There is no foolproof way to catch unknowns when they are nearby, but we should look for them under at least one layer of abstraction. Especially if the project requires learning something new, you should always learn more than necessary. This will reduce the risk of unexpected errors at the level of abstraction.
When working with or learning an unfamiliar platform/language/tool/library/technology:
- Read more documentation than the bare minimum
- Watch the video
- The presentations at the conference are of the highest quality.
- Read blog posts
- Read the source code
- Expand your understanding of the abstractions you will have to work with
- Learn about features recently added to the programming language you are working with.
- Explore all public library features, not just the ones you use.
- See all the flags in the CLI tool's man page.
- Learn abstractions at least at a level lower than you need.
- Learn about your compiler's optimizations.

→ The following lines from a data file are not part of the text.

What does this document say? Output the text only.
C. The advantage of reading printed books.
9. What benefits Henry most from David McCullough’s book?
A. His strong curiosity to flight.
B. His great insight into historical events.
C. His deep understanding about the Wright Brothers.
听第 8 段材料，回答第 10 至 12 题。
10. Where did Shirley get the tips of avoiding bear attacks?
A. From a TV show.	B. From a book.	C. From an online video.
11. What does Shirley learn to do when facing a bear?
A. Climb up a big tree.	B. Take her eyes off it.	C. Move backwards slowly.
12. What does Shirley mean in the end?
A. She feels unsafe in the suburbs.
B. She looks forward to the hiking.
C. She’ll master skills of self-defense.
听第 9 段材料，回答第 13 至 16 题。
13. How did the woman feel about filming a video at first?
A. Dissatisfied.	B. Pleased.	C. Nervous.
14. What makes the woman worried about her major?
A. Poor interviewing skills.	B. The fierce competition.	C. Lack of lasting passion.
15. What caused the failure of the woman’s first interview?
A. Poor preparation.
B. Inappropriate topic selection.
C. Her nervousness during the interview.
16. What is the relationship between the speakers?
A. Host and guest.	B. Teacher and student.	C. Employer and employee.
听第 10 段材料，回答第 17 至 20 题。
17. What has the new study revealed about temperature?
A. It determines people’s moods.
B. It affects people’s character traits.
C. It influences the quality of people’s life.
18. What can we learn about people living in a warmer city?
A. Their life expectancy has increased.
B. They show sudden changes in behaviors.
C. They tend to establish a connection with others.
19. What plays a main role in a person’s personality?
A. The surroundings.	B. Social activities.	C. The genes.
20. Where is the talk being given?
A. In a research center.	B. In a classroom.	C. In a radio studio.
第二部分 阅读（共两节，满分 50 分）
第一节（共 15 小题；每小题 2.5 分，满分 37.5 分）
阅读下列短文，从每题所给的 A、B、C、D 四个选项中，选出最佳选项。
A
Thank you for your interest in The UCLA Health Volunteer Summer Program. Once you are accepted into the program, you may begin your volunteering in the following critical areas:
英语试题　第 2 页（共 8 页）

- If you're using a service, look into an orchestration platform (such as Kubernetes).
- If you work in Java, learn the JVM.
- If you work in Python, learn the Python interpreter.
Conclusion
Abstractions are necessary because they allow us to think effectively, but they are insidious because they can make us feel like we “know enough.” Programmers who learn superficially will not succeed in complex projects. Those for which there are no known solutions and which do not span multiple subject areas.
However, the ideal picture presented in this article must be measured against reality. Obviously, in a rush, we cannot take the time to study every little detail. Moreover, beginners cannot be expected to be so meticulous. Ideals must be balanced against real circumstances.
Real circumstances must be balanced against ideals, however. We must be willing to incur some short-term costs in order to gain time for careful learning and testing. Not only to write correct code, but as part of our long-term professional development.